One of the handy use cases is a browser (chrome/firefox) version on-demand service for Selenium GUI testing. Since the browser containers are built from selenium/standalone-chrome-debug and selenium/standalone-firefox-debug images, it works as a standalone remote Selenium server where users can choose browser types (Chrome/Firefox) and browser versions on-demand. Each browser container is a dedicated Selenium server for a user.
Building images for the latest chrome/firefox versions are automated as a periodical Celery task
Examples: Start browser service with a browser version of your choice
MicrosoftEdge and Internet Explorer can be also containerized using Windows VMs on top of VirtualBox in Linux docker image. https://developer.microsoft.com/en-us/microsoft-edge/tools/vms/
Although I successfully containerized MicrosoftEdge and IE 10/11 with this approach, I didn't officially launch them as part of the browser service due to difficulties of automating Windows platform in general, and lack of Microsoft's official support of WebDriver implementation.
Parallel Test Client service is a containerized version of a Linux VM which our team uses for day-to-day work/testing. The VM is basically a client application to access existing test frameworks.
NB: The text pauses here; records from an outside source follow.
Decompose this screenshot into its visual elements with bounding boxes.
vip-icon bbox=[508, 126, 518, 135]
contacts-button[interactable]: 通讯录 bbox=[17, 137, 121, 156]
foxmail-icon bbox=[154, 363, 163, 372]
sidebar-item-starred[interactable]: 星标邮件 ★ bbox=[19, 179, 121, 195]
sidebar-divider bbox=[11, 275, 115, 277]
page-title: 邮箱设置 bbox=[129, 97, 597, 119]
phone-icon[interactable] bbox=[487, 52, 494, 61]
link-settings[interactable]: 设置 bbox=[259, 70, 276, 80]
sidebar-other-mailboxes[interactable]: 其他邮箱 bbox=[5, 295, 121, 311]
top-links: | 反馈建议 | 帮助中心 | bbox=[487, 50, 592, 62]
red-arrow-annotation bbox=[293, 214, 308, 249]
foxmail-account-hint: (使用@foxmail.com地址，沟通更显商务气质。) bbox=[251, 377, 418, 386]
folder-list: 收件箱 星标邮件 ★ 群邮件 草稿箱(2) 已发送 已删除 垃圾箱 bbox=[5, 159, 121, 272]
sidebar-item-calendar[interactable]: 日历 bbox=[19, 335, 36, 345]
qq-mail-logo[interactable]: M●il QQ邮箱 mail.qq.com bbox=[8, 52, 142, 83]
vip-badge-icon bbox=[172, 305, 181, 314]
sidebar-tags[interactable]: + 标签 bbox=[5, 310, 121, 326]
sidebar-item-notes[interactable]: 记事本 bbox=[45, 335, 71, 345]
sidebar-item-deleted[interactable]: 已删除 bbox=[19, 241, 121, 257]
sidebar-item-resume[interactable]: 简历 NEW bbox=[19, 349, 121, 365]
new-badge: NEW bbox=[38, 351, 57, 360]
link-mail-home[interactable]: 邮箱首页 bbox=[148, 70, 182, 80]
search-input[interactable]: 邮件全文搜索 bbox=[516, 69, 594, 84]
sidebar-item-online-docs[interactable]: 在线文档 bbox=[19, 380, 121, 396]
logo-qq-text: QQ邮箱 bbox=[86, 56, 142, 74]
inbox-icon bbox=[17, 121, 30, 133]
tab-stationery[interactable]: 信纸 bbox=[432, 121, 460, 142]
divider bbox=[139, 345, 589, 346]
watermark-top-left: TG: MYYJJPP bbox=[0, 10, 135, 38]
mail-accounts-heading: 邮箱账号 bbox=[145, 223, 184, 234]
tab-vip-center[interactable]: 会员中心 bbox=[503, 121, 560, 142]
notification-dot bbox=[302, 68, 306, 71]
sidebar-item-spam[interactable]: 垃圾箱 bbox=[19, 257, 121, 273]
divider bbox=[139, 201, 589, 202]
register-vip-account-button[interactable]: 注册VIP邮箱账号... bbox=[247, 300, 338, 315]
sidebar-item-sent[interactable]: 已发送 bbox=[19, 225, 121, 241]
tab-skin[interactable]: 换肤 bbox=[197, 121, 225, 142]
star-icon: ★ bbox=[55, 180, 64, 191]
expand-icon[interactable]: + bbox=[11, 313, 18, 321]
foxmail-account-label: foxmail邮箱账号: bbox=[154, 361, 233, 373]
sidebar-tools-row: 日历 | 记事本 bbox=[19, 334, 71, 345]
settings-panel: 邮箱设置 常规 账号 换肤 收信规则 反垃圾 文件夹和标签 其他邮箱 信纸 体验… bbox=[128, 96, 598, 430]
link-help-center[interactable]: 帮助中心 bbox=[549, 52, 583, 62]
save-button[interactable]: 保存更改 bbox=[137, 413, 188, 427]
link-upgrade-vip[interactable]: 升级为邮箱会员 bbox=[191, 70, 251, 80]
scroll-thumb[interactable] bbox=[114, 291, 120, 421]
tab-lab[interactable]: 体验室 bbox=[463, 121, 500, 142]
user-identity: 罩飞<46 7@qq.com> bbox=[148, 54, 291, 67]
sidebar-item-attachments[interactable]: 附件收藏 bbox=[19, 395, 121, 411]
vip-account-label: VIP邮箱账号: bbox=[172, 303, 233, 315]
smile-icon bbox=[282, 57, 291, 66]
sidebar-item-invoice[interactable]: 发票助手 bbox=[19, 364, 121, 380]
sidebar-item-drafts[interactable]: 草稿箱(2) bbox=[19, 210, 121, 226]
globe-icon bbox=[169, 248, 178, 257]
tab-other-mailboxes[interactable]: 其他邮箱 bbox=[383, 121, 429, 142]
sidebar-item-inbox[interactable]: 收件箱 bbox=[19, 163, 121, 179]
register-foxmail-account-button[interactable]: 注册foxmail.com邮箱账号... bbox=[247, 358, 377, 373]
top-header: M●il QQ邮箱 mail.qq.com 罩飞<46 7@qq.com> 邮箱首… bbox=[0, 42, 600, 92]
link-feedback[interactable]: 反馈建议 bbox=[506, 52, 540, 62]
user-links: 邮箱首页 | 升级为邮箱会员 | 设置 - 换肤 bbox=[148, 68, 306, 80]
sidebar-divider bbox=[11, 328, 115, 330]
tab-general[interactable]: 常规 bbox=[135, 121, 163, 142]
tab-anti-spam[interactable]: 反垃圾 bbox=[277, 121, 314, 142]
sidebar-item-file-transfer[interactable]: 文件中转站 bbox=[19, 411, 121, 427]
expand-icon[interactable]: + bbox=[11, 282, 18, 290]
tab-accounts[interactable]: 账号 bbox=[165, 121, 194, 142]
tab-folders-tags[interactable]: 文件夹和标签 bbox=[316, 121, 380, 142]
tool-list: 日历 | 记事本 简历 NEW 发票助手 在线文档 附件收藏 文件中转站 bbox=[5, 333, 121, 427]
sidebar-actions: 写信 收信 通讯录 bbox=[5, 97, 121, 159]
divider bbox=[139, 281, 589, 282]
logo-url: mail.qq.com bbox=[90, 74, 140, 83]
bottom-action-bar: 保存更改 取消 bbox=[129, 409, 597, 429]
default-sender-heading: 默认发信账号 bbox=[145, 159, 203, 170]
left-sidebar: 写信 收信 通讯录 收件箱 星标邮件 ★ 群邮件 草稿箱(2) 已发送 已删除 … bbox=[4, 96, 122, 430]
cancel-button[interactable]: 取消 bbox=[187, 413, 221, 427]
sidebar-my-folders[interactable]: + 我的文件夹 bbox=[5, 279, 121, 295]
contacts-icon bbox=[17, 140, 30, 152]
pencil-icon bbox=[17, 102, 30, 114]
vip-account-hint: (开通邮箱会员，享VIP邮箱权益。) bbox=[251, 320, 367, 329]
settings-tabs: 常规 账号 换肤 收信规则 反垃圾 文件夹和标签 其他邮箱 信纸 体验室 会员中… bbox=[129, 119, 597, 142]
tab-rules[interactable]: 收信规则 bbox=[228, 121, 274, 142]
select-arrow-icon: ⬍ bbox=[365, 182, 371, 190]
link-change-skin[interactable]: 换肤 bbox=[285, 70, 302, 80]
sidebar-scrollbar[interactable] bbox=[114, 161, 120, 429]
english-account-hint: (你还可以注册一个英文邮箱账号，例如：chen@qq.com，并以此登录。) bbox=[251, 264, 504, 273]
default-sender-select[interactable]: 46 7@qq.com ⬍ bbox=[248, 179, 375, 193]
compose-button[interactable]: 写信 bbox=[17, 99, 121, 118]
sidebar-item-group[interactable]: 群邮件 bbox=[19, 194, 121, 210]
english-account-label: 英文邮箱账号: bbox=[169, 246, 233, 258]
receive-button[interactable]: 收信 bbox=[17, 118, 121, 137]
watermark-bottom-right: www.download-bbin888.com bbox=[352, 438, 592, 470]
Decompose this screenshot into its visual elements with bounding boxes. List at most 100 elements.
As I mentioned earlier, the client libraries for Containerized Delivery Platform are integrated as a module into the client application, which means containerized test clients have a full access to Containerized Service Delivery Platform inside from containers, such as starting other services.
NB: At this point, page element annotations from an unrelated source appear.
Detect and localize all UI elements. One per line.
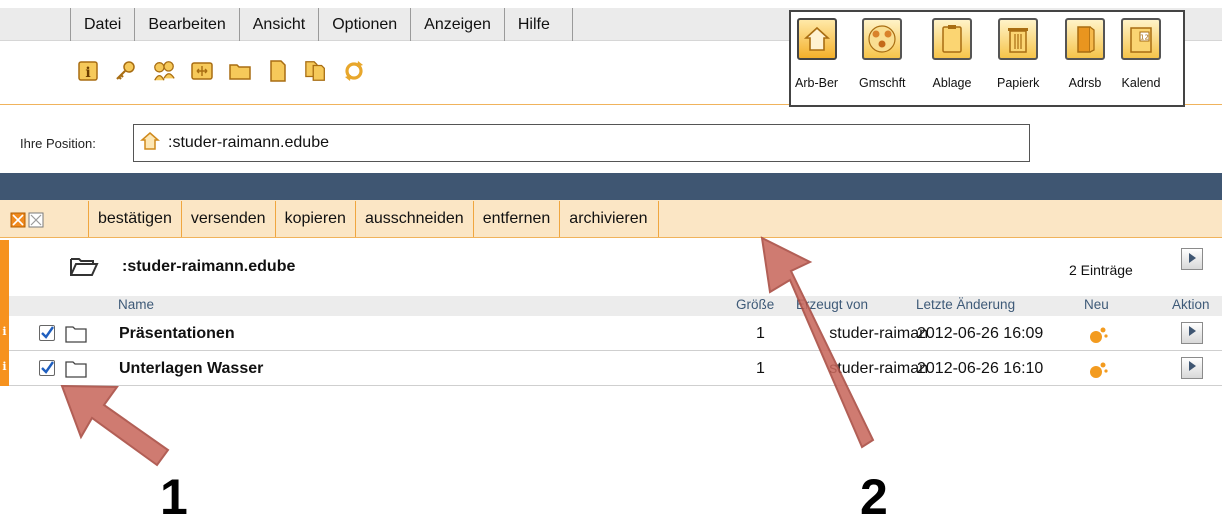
position-label: Ihre Position: <box>20 136 96 151</box>
calendar-icon: 12 <box>1121 18 1161 60</box>
trash-icon <box>998 18 1039 60</box>
move-icon[interactable] <box>190 58 214 84</box>
app-launcher: Arb-Ber Gmschft Ablage Papierk Adrsb 12 … <box>789 10 1185 107</box>
action-versenden[interactable]: versenden <box>180 201 275 237</box>
action-entfernen[interactable]: entfernen <box>472 201 560 237</box>
menu-datei[interactable]: Datei <box>70 8 134 41</box>
row-action-button[interactable] <box>1181 322 1203 344</box>
row-action-button[interactable] <box>1181 357 1203 379</box>
row-count: 1 <box>756 325 765 342</box>
menu-ansicht[interactable]: Ansicht <box>238 8 318 41</box>
toolbar: i <box>76 58 366 84</box>
open-folder-icon <box>69 255 99 281</box>
check-icon <box>41 361 54 374</box>
menu-hilfe[interactable]: Hilfe <box>503 8 573 41</box>
info-icon[interactable]: i <box>0 325 9 359</box>
app-adrsb[interactable]: Adrsb <box>1065 18 1105 102</box>
info-icon[interactable]: i <box>0 360 9 394</box>
app-label-adrsb: Adrsb <box>1068 76 1102 90</box>
community-icon <box>862 18 903 60</box>
column-size[interactable]: Größe <box>736 297 796 312</box>
svg-text:12: 12 <box>1140 34 1149 42</box>
clipboard-icon <box>932 18 972 60</box>
app-label-arb-ber: Arb-Ber <box>795 76 839 90</box>
document-icon[interactable] <box>266 58 290 84</box>
row-checkbox[interactable] <box>39 325 55 341</box>
home-icon <box>796 18 837 60</box>
selection-toggles <box>10 212 44 232</box>
check-icon <box>41 326 54 339</box>
new-indicator-icon <box>1089 361 1109 384</box>
column-header: Name Größe Erzeugt von Letzte Änderung N… <box>9 296 1222 316</box>
position-path: :studer-raimann.edube <box>168 134 329 151</box>
row-name[interactable]: Präsentationen <box>119 325 235 343</box>
folder-title: :studer-raimann.edube <box>122 258 296 275</box>
app-arb-ber[interactable]: Arb-Ber <box>795 18 838 102</box>
home-icon[interactable] <box>140 131 160 155</box>
deselect-all-icon[interactable] <box>28 212 44 232</box>
key-icon[interactable] <box>114 58 138 84</box>
action-ausschneiden[interactable]: ausschneiden <box>354 201 473 237</box>
play-arrow-icon <box>1187 324 1197 342</box>
refresh-icon[interactable] <box>342 58 366 84</box>
menu-optionen[interactable]: Optionen <box>318 8 410 41</box>
row-author: studer-raiman <box>829 360 928 377</box>
action-bar: bestätigen versenden kopieren ausschneid… <box>0 200 1222 238</box>
column-last-change[interactable]: Letzte Änderung <box>916 297 1015 312</box>
folder-icon <box>65 326 87 348</box>
folder-icon[interactable] <box>228 58 252 84</box>
app-gmschft[interactable]: Gmschft <box>859 18 906 102</box>
column-action[interactable]: Aktion <box>1172 297 1210 312</box>
address-book-icon <box>1065 18 1105 60</box>
info-icon[interactable]: i <box>76 58 100 84</box>
row-checkbox[interactable] <box>39 360 55 376</box>
app-papierk[interactable]: Papierk <box>997 18 1039 102</box>
annotation-label-2: 2 <box>860 469 888 521</box>
folder-icon <box>65 361 87 383</box>
table-row[interactable]: i Unterlagen Wasser 1 studer-raiman 2012… <box>2 352 1222 386</box>
action-links: bestätigen versenden kopieren ausschneid… <box>88 201 659 237</box>
current-folder-row: :studer-raimann.edube 2 Einträge <box>9 240 1222 296</box>
main-menu: Datei Bearbeiten Ansicht Optionen Anzeig… <box>70 8 573 41</box>
entry-count: 2 Einträge <box>1069 262 1133 278</box>
menu-anzeigen[interactable]: Anzeigen <box>410 8 504 41</box>
position-field[interactable]: :studer-raimann.edube <box>133 124 1030 162</box>
row-name[interactable]: Unterlagen Wasser <box>119 360 263 378</box>
table-row[interactable]: i Präsentationen 1 studer-raiman 2012-06… <box>2 317 1222 351</box>
header-band <box>0 173 1222 200</box>
app-kalend[interactable]: 12 Kalend <box>1121 18 1161 102</box>
select-all-icon[interactable] <box>10 212 26 232</box>
app-label-gmschft: Gmschft <box>859 76 906 90</box>
row-date: 2012-06-26 16:10 <box>917 360 1044 377</box>
folder-menu-button[interactable] <box>1181 248 1203 270</box>
row-count: 1 <box>756 360 765 377</box>
annotation-arrow-1 <box>60 384 170 467</box>
column-new[interactable]: Neu <box>1084 297 1109 312</box>
menu-bearbeiten[interactable]: Bearbeiten <box>134 8 238 41</box>
app-label-kalend: Kalend <box>1121 76 1161 90</box>
row-date: 2012-06-26 16:09 <box>917 325 1044 342</box>
app-label-papierk: Papierk <box>997 76 1040 90</box>
users-icon[interactable] <box>152 58 176 84</box>
action-kopieren[interactable]: kopieren <box>274 201 355 237</box>
new-indicator-icon <box>1089 326 1109 349</box>
app-label-ablage: Ablage <box>932 76 972 90</box>
copy-documents-icon[interactable] <box>304 58 328 84</box>
column-created-by[interactable]: Erzeugt von <box>796 297 868 312</box>
annotation-label-1: 1 <box>160 469 188 521</box>
top-bar: Datei Bearbeiten Ansicht Optionen Anzeig… <box>0 0 1222 118</box>
play-arrow-icon <box>1187 251 1197 268</box>
action-bestaetigen[interactable]: bestätigen <box>88 201 181 237</box>
play-arrow-icon <box>1187 359 1197 377</box>
row-author: studer-raiman <box>829 325 928 342</box>
svg-text:i: i <box>85 65 90 81</box>
column-name[interactable]: Name <box>118 297 154 312</box>
action-archivieren[interactable]: archivieren <box>559 201 659 237</box>
app-ablage[interactable]: Ablage <box>932 18 972 102</box>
Since it is now delivered as a containerized service where users can spin up multiple instances at the same time, we can run multiple tests in parallel using multiple test clients. And users can let Celery schedule them at a specific future date and time as well as running immediately.
For example, we can achieve UI testing with multiple browsers and versions in parallel. Or we can upgrade the software version on multiple nodes in parallel.
Those tasks can be scheduled to start when you are sleeping, and you can receive the result by email when they are done.
This use case will significantly reduce total amount of time you will use for your work.